Using JJ for the Version Control Operation Audit

So I just wrote about the version control operations that I use day-to-day. My new favourite thing is JJ—a git-compatible version control system that I’ve also written about before—so I thought I would explain how each of these operations are done with JJ.

View what’s about to be committed

So we’re already at a “well, actually” moment, because all changes in JJ are automatically committed, but basically jj diff will do what you want.

Making a commit

You do jj new to start a new commit, jj describe to set the commit message, or jj commit to set the commit message and start a new commit in one go.

Uploading a change to be reviewed

This depends on your workflow, but jj git push --all will upload every branch to your remote. I also use jj git push -c @- to create a new auto-named branch, and jj git push -b 'glob:willhbr/push-*' to upload every auto-named branch. These all sit behind convenient aliases that I’ve mentioned before.

If you’re submitting a change to someone else’s repo via your own fork, it works really well to set the upstream remote to be theirs, and origin to be yours, then edit the repo config to pull from upstream and push to origin:

[git]
push = "origin"
fetch = "upstream"

Altering a change based on code review feedback

You can do this a few ways:

jj edit $change to swap your working copy to point to the change you want to alter, but this makes it a little trickier to see what your alterations are since you’re editing the change directly (jj diff will show the diff for the whole change). There are ways around this using jj obslog but that’s more work.

jj new $change will create a new change on top of the target you want to alter. You can make changes, view the diff compared to the target (the parent) with jj diff, and then do jj amend to move the changes into the target.

Of course you could just do jj new anywhere, make your edits, and then do jj squash --into $change to move the changes. This works from anywhere to anywhere1. This does run an increased risk of creating conflicts, but you should live dangerously every once in a while.

Revert a file back to the original state

Either jj restore --from=$change <paths>, or jj diffedit (I haven’t used that one).

Alternatively I just do jj split and then jj abandon on the commit that has the changes I don’t want.

Splitting a change in two

It’s just jj split. No tricks.

Merging two changes into one

I’d like to be able to do this with a murcurial-style histedit-and-fold, but JJ doesn’t have histedit yet so the next best thing is jj squash --from $a --into $b, and then jj abandon the empty commit.

Writing dependent changes

The depends on the review system you’re using, but in the common branch-based ones (GitHub/GitLab) you just use jj git push -c $change to create a branch that can be uploaded for review. This won’t move as you add more commits, so you don’t have to remember to branch before you continue working.

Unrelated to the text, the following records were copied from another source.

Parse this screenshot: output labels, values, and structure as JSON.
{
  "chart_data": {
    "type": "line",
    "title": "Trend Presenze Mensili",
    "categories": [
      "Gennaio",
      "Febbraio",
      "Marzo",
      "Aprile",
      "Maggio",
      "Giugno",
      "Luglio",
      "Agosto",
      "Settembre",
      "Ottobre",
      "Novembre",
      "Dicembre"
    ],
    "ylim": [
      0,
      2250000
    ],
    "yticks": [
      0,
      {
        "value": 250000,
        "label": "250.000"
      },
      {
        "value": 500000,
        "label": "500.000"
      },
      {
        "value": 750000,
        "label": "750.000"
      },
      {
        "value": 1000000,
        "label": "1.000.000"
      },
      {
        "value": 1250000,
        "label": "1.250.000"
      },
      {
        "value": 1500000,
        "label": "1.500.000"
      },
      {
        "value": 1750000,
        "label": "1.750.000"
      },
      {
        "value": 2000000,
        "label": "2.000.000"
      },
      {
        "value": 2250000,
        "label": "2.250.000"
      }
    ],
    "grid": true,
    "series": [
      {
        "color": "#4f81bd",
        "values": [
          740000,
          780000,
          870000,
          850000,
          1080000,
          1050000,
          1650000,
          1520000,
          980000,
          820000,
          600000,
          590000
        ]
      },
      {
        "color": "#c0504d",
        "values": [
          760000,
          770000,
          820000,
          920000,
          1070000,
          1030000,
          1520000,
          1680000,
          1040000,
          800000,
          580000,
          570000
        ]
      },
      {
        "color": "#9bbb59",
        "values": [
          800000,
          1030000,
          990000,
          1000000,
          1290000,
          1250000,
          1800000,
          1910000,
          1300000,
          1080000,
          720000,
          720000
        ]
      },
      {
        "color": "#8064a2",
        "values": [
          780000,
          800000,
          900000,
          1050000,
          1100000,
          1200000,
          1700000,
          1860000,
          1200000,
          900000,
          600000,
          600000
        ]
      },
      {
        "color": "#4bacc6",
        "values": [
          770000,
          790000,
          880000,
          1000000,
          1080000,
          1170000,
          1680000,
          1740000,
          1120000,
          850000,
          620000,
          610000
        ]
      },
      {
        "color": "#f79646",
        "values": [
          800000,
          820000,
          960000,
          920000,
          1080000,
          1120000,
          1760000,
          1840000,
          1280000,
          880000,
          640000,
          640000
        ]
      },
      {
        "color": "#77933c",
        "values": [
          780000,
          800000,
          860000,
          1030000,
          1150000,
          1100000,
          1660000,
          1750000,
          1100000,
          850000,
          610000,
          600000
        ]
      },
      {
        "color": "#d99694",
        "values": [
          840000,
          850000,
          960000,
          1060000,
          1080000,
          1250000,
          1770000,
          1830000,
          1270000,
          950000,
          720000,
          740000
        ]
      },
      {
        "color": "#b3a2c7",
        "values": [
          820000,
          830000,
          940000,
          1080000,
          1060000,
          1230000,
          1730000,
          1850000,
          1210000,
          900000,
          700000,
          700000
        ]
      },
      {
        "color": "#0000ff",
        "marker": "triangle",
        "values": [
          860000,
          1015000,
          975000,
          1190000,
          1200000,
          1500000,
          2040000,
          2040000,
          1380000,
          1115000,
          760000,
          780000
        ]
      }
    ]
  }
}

Reordering dependent changes

JJ doesn’t have a mercurial histedit command (yet), so I’d do this with multiple rebase -s X -d Y invocations. This is less than ideal, but gets the job done.

Make a dependent change independent

jj rebase -r @ -d main will pop the working copy change off its parent and put it on top of main.

Context switch between changes

Either jj edit or jj new, depending if you want to be editing the change directly, or a new change on top of it. Since your working copy is always recorded in a commit, there’s no need to have any stash mechanism.

Jump back to main

jj new main, and you can do this at any point because you don’t have to worry about stashing.

Test someone else’s change

This is another one that depends on your workflow. If the changes have been pushed to a remote you’ve already got setup, you just need to jj git fetch --all-remotes and then jj new $branchname. If the change is in someone else’s fork, you’ll need to jump through a couple of hoops to add the remote first, fetch from it, then start a new change on top of their branch.

Build off someone else’s change

This looks just the same as testing someone’s change, you just start writing some code. You might need to fetch and rebase if they update their code.

Rolling back a change

jj backout -r $change will create a new commit that reverses everything done in $change. This may have some conflicts, depending on how old $change is.

Update your work based on newly-merged code

jj git fetch --all-remotes is my go-to, I have this aliased as jj sync. It only fetches though, it doesn’t actually alter any of your pending changes. I then run jj rebase --skip-empty -d 'trunk()' (aliased to jj evolve) to put my current changes back on top of main. If I was working on top of someone else’s change, I would have to replace trunk() with their branch name.

Show what changes are pending

I think the default jj log query shows too much stuff, so I’ve got a custom query that will typically show less than half a screen of output:

[revsets]
log =  '@ | ancestors(trunk()..(visible_heads() & mine()), 2) | trunk()'

How I worked this out is a topic for another day, but this basically just shows my changes that haven’t been submitted yet, and ignores other people’s unmerged branches.

I’m not using JJ for my day-to-day work, just for my personal projects (like this website!) and so I’m not actually doing most of these operations that often.

  1. I’m pretty sure? I haven’t checked though.